Gloster Meteor F8 WF714
The Meteor was the first operational jet fighter to enter service with the Royal Air Force in the summer of 1944 and its first task was to shoot down or cause to crash by destabilizing the gyros of the hundreds of Nazi secret V1 weapons that were raining down on Britain after D-day.
The Meteor continued in production into the early fifties and was exported to air forces the world over. Improvements and modifications over the years led to the Mark F8 which was a day fighter and the Marks NF 11 and 14 which were night fighters equipped with radar.
Meteors were a common sight in Malta’s skies in the fifties and early sixties and the latest specimen at the museum sports the markings and insignia of 500 Squadron of the Royal Auxiliary Air Force which was deployed to Malta during summer camps at Ta’ Qali.

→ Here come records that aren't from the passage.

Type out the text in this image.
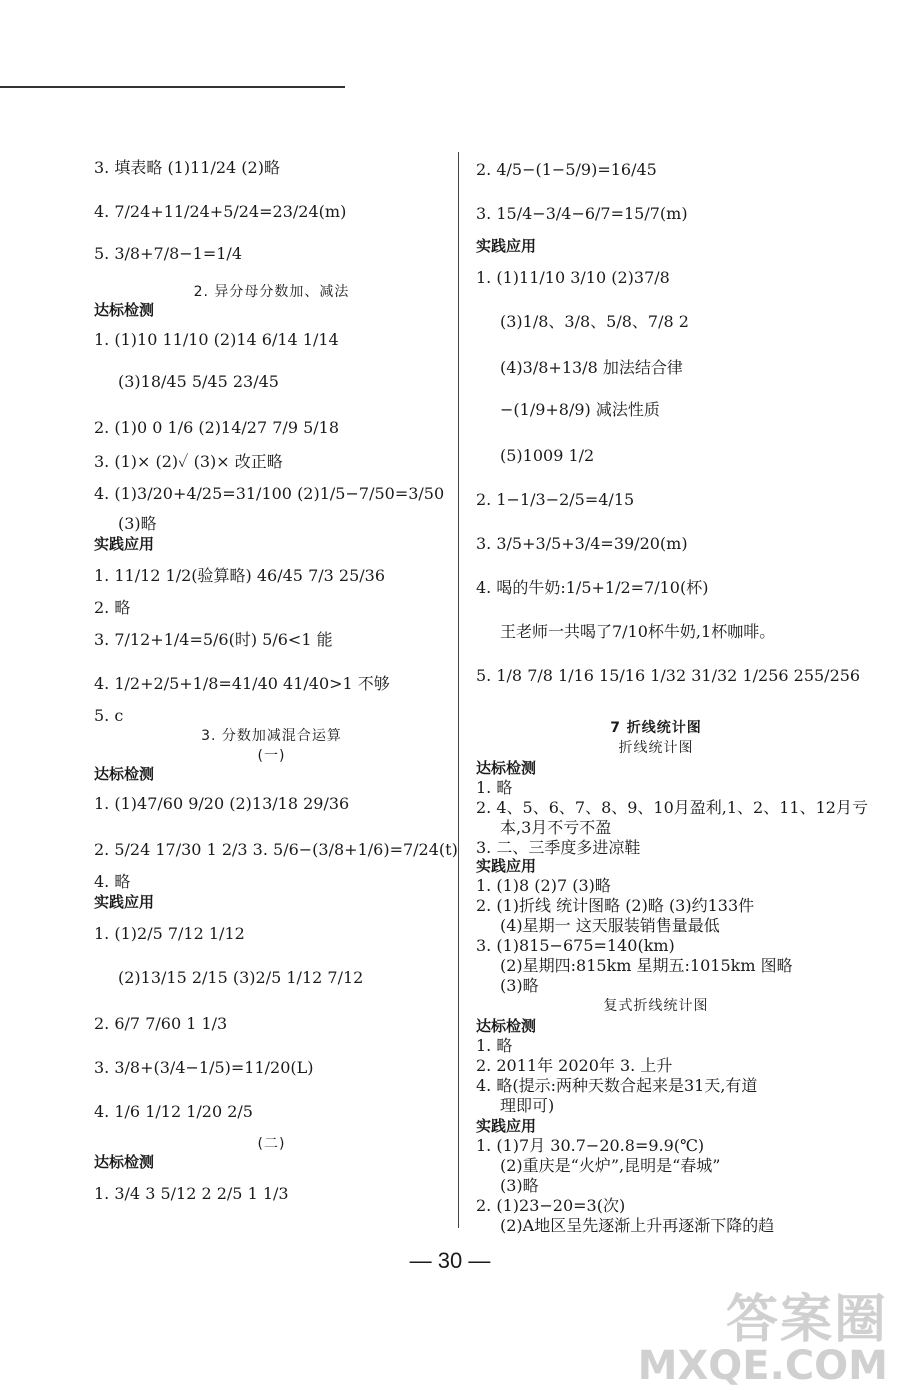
3. 填表略 (1)11/24 (2)略
4. 7/24+11/24+5/24=23/24(m)
5. 3/8+7/8−1=1/4
2. 异分母分数加、减法
达标检测
1. (1)10 11/10 (2)14 6/14 1/14
(3)18/45 5/45 23/45
2. (1)0 0 1/6 (2)14/27 7/9 5/18
3. (1)× (2)✓ (3)× 改正略
4. (1)3/20+4/25=31/100 (2)1/5−7/50=3/50
(3)略
实践应用
1. 11/12 1/2(验算略) 46/45 7/3 25/36
2. 略
3. 7/12+1/4=5/6(时) 5/6<1 能
4. 1/2+2/5+1/8=41/40 41/40>1 不够
5. c
3. 分数加减混合运算
(一)
达标检测
1. (1)47/60 9/20 (2)13/18 29/36
2. 5/24 17/30 1 2/3 3. 5/6−(3/8+1/6)=7/24(t)
4. 略
实践应用
1. (1)2/5 7/12 1/12
(2)13/15 2/15 (3)2/5 1/12 7/12
2. 6/7 7/60 1 1/3
3. 3/8+(3/4−1/5)=11/20(L)
4. 1/6 1/12 1/20 2/5
(二)
达标检测
1. 3/4 3 5/12 2 2/5 1 1/3
2. 4/5−(1−5/9)=16/45
3. 15/4−3/4−6/7=15/7(m)
实践应用
1. (1)11/10 3/10 (2)37/8
(3)1/8、3/8、5/8、7/8 2
(4)3/8+13/8 加法结合律
−(1/9+8/9) 减法性质
(5)1009 1/2
2. 1−1/3−2/5=4/15
3. 3/5+3/5+3/4=39/20(m)
4. 喝的牛奶:1/5+1/2=7/10(杯)
王老师一共喝了7/10杯牛奶,1杯咖啡。
5. 1/8 7/8 1/16 15/16 1/32 31/32 1/256 255/256
7 折线统计图
折线统计图
达标检测
1. 略
2. 4、5、6、7、8、9、10月盈利,1、2、11、12月亏
本,3月不亏不盈
3. 二、三季度多进凉鞋
实践应用
1. (1)8 (2)7 (3)略
2. (1)折线 统计图略 (2)略 (3)约133件
(4)星期一 这天服装销售量最低
3. (1)815−675=140(km)
(2)星期四:815km 星期五:1015km 图略
(3)略
复式折线统计图
达标检测
1. 略
2. 2011年 2020年 3. 上升
4. 略(提示:两种天数合起来是31天,有道
理即可)
实践应用
1. (1)7月 30.7−20.8=9.9(℃)
(2)重庆是“火炉”,昆明是“春城”
(3)略
2. (1)23−20=3(次)
(2)A地区呈先逐渐上升再逐渐下降的趋
— 30 —
答案圈
MXQE.COM
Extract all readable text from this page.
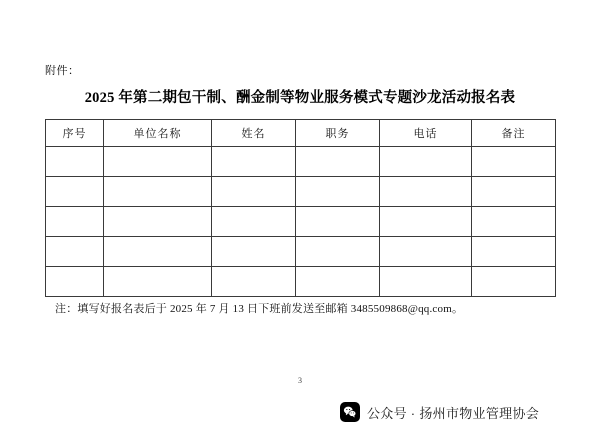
附件：
2025 年第二期包干制、酬金制等物业服务模式专题沙龙活动报名表
序号	单位名称	姓名	职务	电话	备注

注：填写好报名表后于 2025 年 7 月 13 日下班前发送至邮箱 3485509868@qq.com。
3
公众号 · 扬州市物业管理协会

On Tuesday, May 3, 2011 a third Meteor for our growing aircraft collection arrived at our museum straight from the United Kingdom.
The Meteor was acquired for the Museum by one of its leading benefactors, David Doulton, who served with the RAF at Ta’ Qali during those years with 600 Squadron and who has already procured a number of other aircraft for the Museum.
The Museum is considering repainting it in the colours of David Dalton’s 600 Squadron as a sign of appreciation for the huge support he has given us over the past decade.
The Malta Aviation Museum at Ta’ Qali re-assembling the hundred and one parts that make up a Gloster Meteor Mark F8.
The assembly team led by the Museum’s aircraft restorer David Polidano burnt the midnight oil in getting the 60-year-old aircraft back on its undercarriage legs.
This aircraft can be seen in the main exhibition hangar.